The AFP neglects, of course, to mention that the Palestinian Authority virtually nullified the Oslo peace accords in undertaking their unilateral change of status. It also focuses on Israeli construction when the major threat to peace this year has been the continued shelling of Israeli civilians by Palestinians from Gaza, until Operation Pillar of Defense in November. And it ignores Hamas’s new expansion in West Bank cities near Bethlehem.

In recent years past, when the second Palestinian intifada choked tourism and traffic to Bethlehem, Israel was accused by Palestinians and the media of ruining Christmas. In April, CBS News’ 60 Minutes contributed another slander in that vein by accusing Israel of driving Christians out of the West Bank, when Islamic persecution has in fact been the cause of their departure, and Israel protects Christian communities and holy places.

Palestinian activists have become the proverbial Grinch who steals Christmas. Their propagandists assert (falsely) that Jesus was a Palestinian and their media sympathizers abuse the image of the crucifixion to describe Israeli responses to terror. In 2002, Palestinian terrorists defiled the Church of the Nativity by taking refuge there, seizing hostages and exploiting the holy site to rouse international hostility against Israel.
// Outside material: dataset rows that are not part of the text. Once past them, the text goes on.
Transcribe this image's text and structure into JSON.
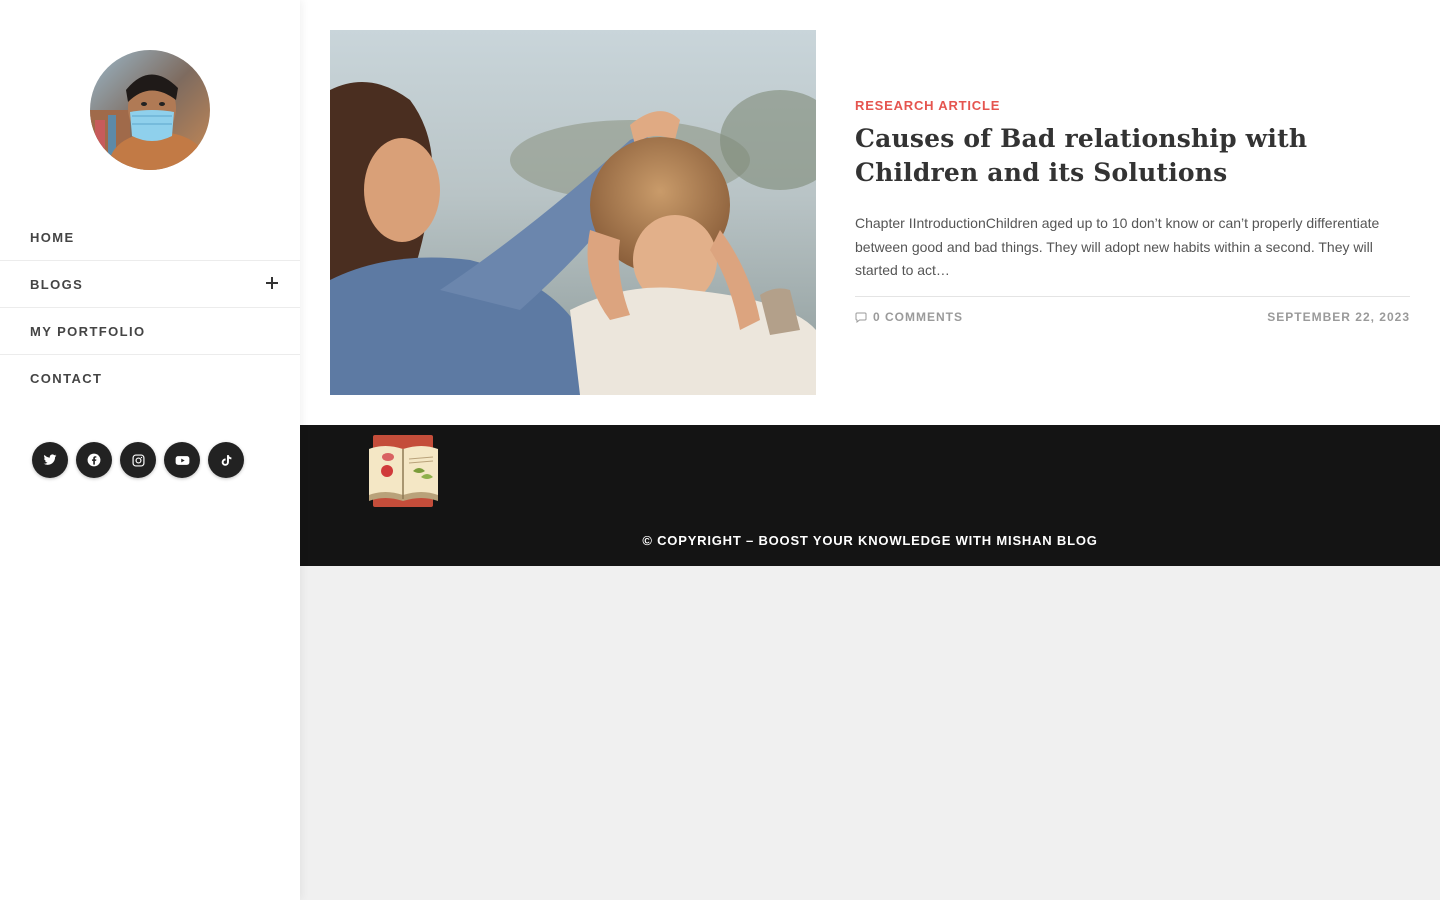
{
  "sidebar": {
    "avatar_alt": "profile photo",
    "nav": [
      {
        "label": "HOME",
        "has_submenu": false
      },
      {
        "label": "BLOGS",
        "has_submenu": true
      },
      {
        "label": "MY PORTFOLIO",
        "has_submenu": false
      },
      {
        "label": "CONTACT",
        "has_submenu": false
      }
    ],
    "socials": [
      "twitter-icon",
      "facebook-icon",
      "instagram-icon",
      "youtube-icon",
      "tiktok-icon"
    ]
  },
  "article": {
    "category": "RESEARCH ARTICLE",
    "title": "Causes of Bad relationship with Children and its Solutions",
    "excerpt": "Chapter IIntroductionChildren aged up to 10 don’t know or can’t properly differentiate between good and bad things. They will adopt new habits within a second. They will started to act…",
    "comments": "0 COMMENTS",
    "date": "SEPTEMBER 22, 2023"
  },
  "footer": {
    "copyright": "© COPYRIGHT – BOOST YOUR KNOWLEDGE WITH MISHAN BLOG"
  },
  "colors": {
    "accent": "#e5554f",
    "footer_bg": "#141414",
    "page_bg": "#f0f0f0",
    "social_bg": "#222222"
  }
}
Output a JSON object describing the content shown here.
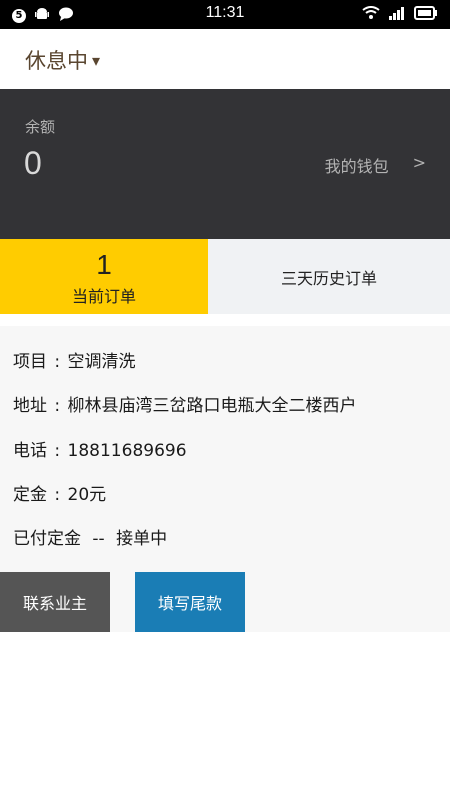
{
  "status_bar": {
    "time": "11:31",
    "badge": "5"
  },
  "header": {
    "status": "休息中",
    "caret": "▾"
  },
  "wallet": {
    "balance_label": "余额",
    "balance_value": "0",
    "link_label": "我的钱包",
    "link_arrow": ">"
  },
  "tabs": {
    "current": {
      "count": "1",
      "label": "当前订单"
    },
    "history": {
      "label": "三天历史订单"
    }
  },
  "order": {
    "project_label": "项目",
    "project_value": "空调清洗",
    "address_label": "地址",
    "address_value": "柳林县庙湾三岔路口电瓶大全二楼西户",
    "phone_label": "电话",
    "phone_value": "18811689696",
    "deposit_label": "定金",
    "deposit_value": "20元",
    "paid_status": "已付定金",
    "dash": "--",
    "order_status": "接单中",
    "separator": ":"
  },
  "actions": {
    "contact": "联系业主",
    "fill_balance": "填写尾款"
  },
  "colors": {
    "accent": "#ffcc00",
    "dark_panel": "#333336",
    "primary_button": "#1a7db5",
    "secondary_button": "#555555"
  }
}
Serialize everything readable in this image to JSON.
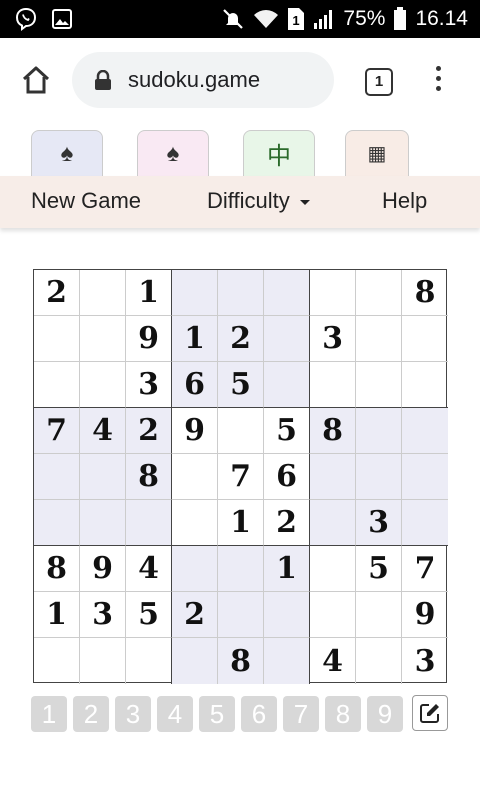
{
  "status_bar": {
    "icons": [
      "viber-icon",
      "image-icon",
      "mute-icon",
      "wifi-icon",
      "sim-1-icon",
      "signal-icon",
      "battery-icon"
    ],
    "sim_label": "1",
    "battery": "75%",
    "time": "16.14"
  },
  "browser": {
    "url": "sudoku.game",
    "tab_count": "1"
  },
  "game_tabs": [
    {
      "icon": "spade-icon",
      "glyph": "♠"
    },
    {
      "icon": "spade-icon",
      "glyph": "♠"
    },
    {
      "icon": "mahjong-tile-icon",
      "glyph": "中"
    },
    {
      "icon": "grid-icon",
      "glyph": "▦"
    }
  ],
  "menu": {
    "new_game": "New Game",
    "difficulty": "Difficulty",
    "help": "Help"
  },
  "grid": [
    [
      "2",
      "",
      "1",
      "",
      "",
      "",
      "",
      "",
      "8"
    ],
    [
      "",
      "",
      "9",
      "1",
      "2",
      "",
      "3",
      "",
      ""
    ],
    [
      "",
      "",
      "3",
      "6",
      "5",
      "",
      "",
      "",
      ""
    ],
    [
      "7",
      "4",
      "2",
      "9",
      "",
      "5",
      "8",
      "",
      ""
    ],
    [
      "",
      "",
      "8",
      "",
      "7",
      "6",
      "",
      "",
      ""
    ],
    [
      "",
      "",
      "",
      "",
      "1",
      "2",
      "",
      "3",
      ""
    ],
    [
      "8",
      "9",
      "4",
      "",
      "",
      "1",
      "",
      "5",
      "7"
    ],
    [
      "1",
      "3",
      "5",
      "2",
      "",
      "",
      "",
      "",
      "9"
    ],
    [
      "",
      "",
      "",
      "",
      "8",
      "",
      "4",
      "",
      "3"
    ]
  ],
  "numpad": [
    "1",
    "2",
    "3",
    "4",
    "5",
    "6",
    "7",
    "8",
    "9"
  ],
  "colors": {
    "shaded_box": "#ececf6",
    "menu_bg": "#f7ede8",
    "numpad_key": "#d8d8d8"
  }
}
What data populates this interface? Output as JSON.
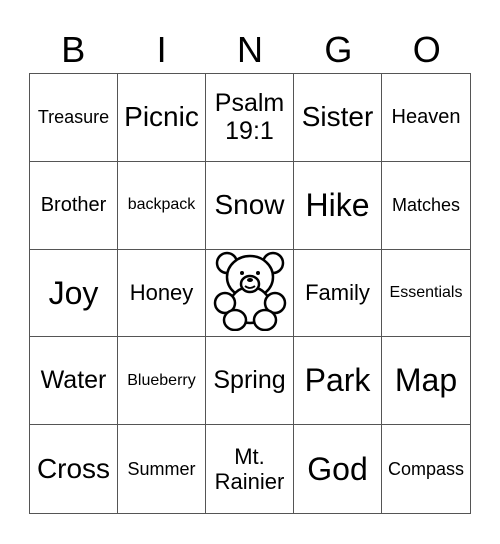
{
  "header": [
    "B",
    "I",
    "N",
    "G",
    "O"
  ],
  "cells": [
    {
      "text": "Treasure",
      "size": "s18"
    },
    {
      "text": "Picnic",
      "size": "s28"
    },
    {
      "text": "Psalm 19:1",
      "size": "s25"
    },
    {
      "text": "Sister",
      "size": "s28"
    },
    {
      "text": "Heaven",
      "size": "s20"
    },
    {
      "text": "Brother",
      "size": "s20"
    },
    {
      "text": "backpack",
      "size": "s16"
    },
    {
      "text": "Snow",
      "size": "s28"
    },
    {
      "text": "Hike",
      "size": "s32"
    },
    {
      "text": "Matches",
      "size": "s18"
    },
    {
      "text": "Joy",
      "size": "s32"
    },
    {
      "text": "Honey",
      "size": "s22"
    },
    {
      "text": "",
      "icon": "teddy-bear-icon",
      "free": true
    },
    {
      "text": "Family",
      "size": "s22"
    },
    {
      "text": "Essentials",
      "size": "s16"
    },
    {
      "text": "Water",
      "size": "s25"
    },
    {
      "text": "Blueberry",
      "size": "s16"
    },
    {
      "text": "Spring",
      "size": "s25"
    },
    {
      "text": "Park",
      "size": "s32"
    },
    {
      "text": "Map",
      "size": "s32"
    },
    {
      "text": "Cross",
      "size": "s28"
    },
    {
      "text": "Summer",
      "size": "s18"
    },
    {
      "text": "Mt. Rainier",
      "size": "s22"
    },
    {
      "text": "God",
      "size": "s32"
    },
    {
      "text": "Compass",
      "size": "s18"
    }
  ]
}
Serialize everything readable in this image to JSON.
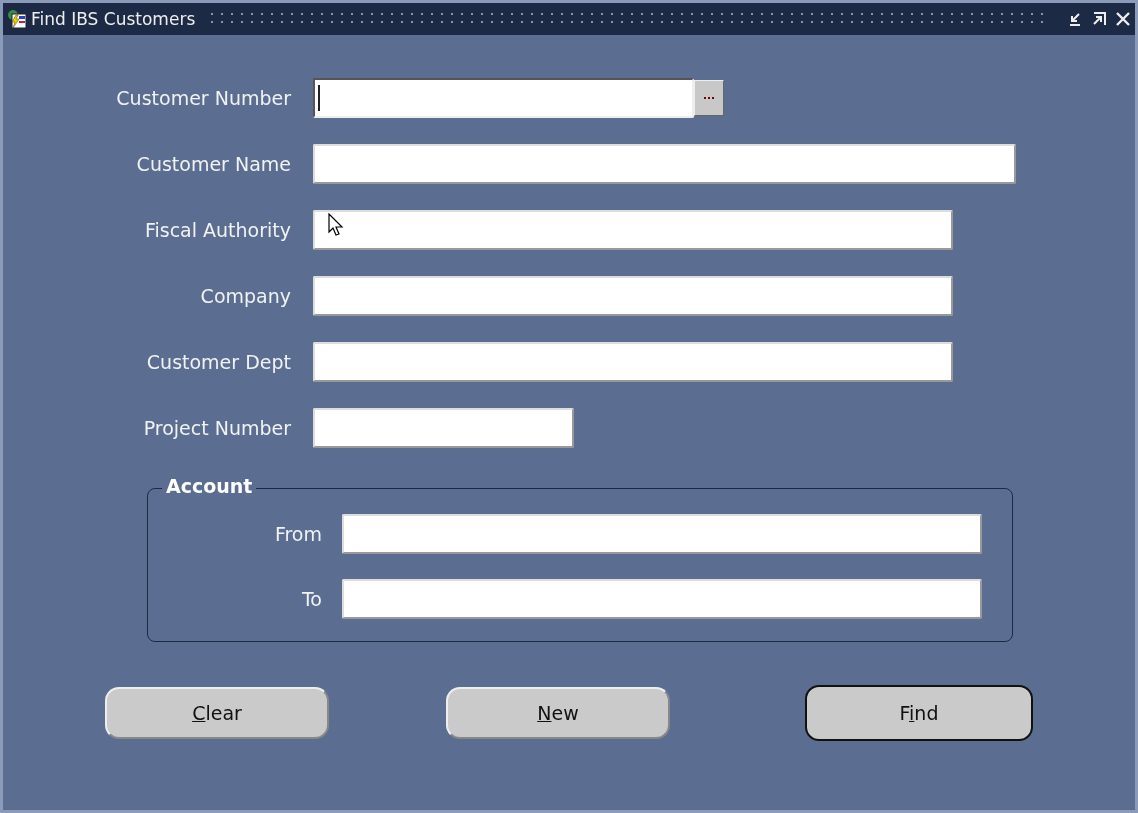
{
  "window": {
    "title": "Find IBS Customers"
  },
  "fields": [
    {
      "label": "Customer Number",
      "focused": true,
      "lov": true
    },
    {
      "label": "Customer Name",
      "focused": false,
      "lov": false
    },
    {
      "label": "Fiscal Authority",
      "focused": false,
      "lov": false
    },
    {
      "label": "Company",
      "focused": false,
      "lov": false
    },
    {
      "label": "Customer Dept",
      "focused": false,
      "lov": false
    },
    {
      "label": "Project Number",
      "focused": false,
      "lov": false
    }
  ],
  "account": {
    "title": "Account",
    "fields": [
      {
        "label": "From"
      },
      {
        "label": "To"
      }
    ]
  },
  "buttons": [
    {
      "key": "C",
      "after": "lear",
      "default": false
    },
    {
      "key": "N",
      "after": "ew",
      "default": false
    },
    {
      "before": "F",
      "key": "i",
      "after": "nd",
      "default": true
    }
  ]
}
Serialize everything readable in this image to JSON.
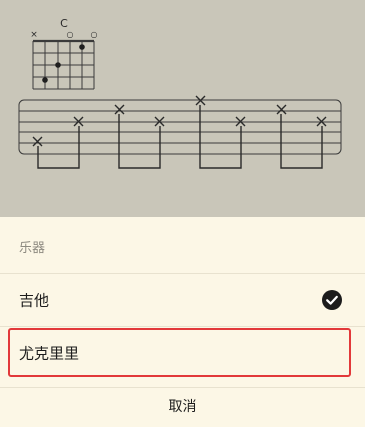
{
  "preview": {
    "chord_name": "C",
    "string_markers": [
      "×",
      "",
      "",
      "○",
      "",
      "○"
    ],
    "diagram_kind": "chord-fingering"
  },
  "sheet": {
    "title": "乐器",
    "options": [
      {
        "label": "吉他",
        "selected": true,
        "icon": "check-icon"
      },
      {
        "label": "尤克里里",
        "selected": false,
        "highlighted": true
      }
    ],
    "cancel_label": "取消"
  },
  "colors": {
    "preview_bg": "#c9c6b9",
    "sheet_bg": "#fcf7e6",
    "highlight_border": "#e2393a",
    "check_fill": "#1c1c1c"
  }
}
Bethlehem today is run by the Palestinian Authority; it is a shadow of what it once was even under Israeli occupation. To visit the city today, you must first pass through a checkpoint and the Israeli security barrier, which is a wall for part of its length near the city. (The barrier was built in order to stop sniper fire and suicide bomber infiltrations, which have been reduced from dozens per year to nearly zero since its construction.)

My wife and I visited a few summers ago, and were as impressed by the city’s beauty as we were alarmed by its desolation. We passed through the security barrier at roughly two o’ clock in the afternoon, and we were the first tourists who had arrived the whole day. A line of taxis greeted us on the other side; we hired a driver to take us around. He spoke both Hebrew and Arabic, and we conversed in Hebrew for much of the drive.

Suddenly, as we approached the Church of the Nativity on foot across Manger Square, the driver warned us to stop speaking Hebrew and to converse in English. He quietly pointed out a black-clad Palestinian Authority police officer hovering near the entrance. If he heard us speaking Hebrew, our driver warned, there could be trouble. We complied and entered the holy site quietly, pretending to be something other than what we were.

It was a reminder to us of the folly of trusting the Palestinian Authority to guard the holy sites of Jerusalem, which Palestinian leaders demand as a condition of peace. Only under Israeli sovereignty have those sites been open to people of all faiths. 

The annueal effort to turn Christmas, a holiday of peace, into another source of conflict and hatred is further evidence, both of Palestinian bad faith and the mainstream media’s complicity.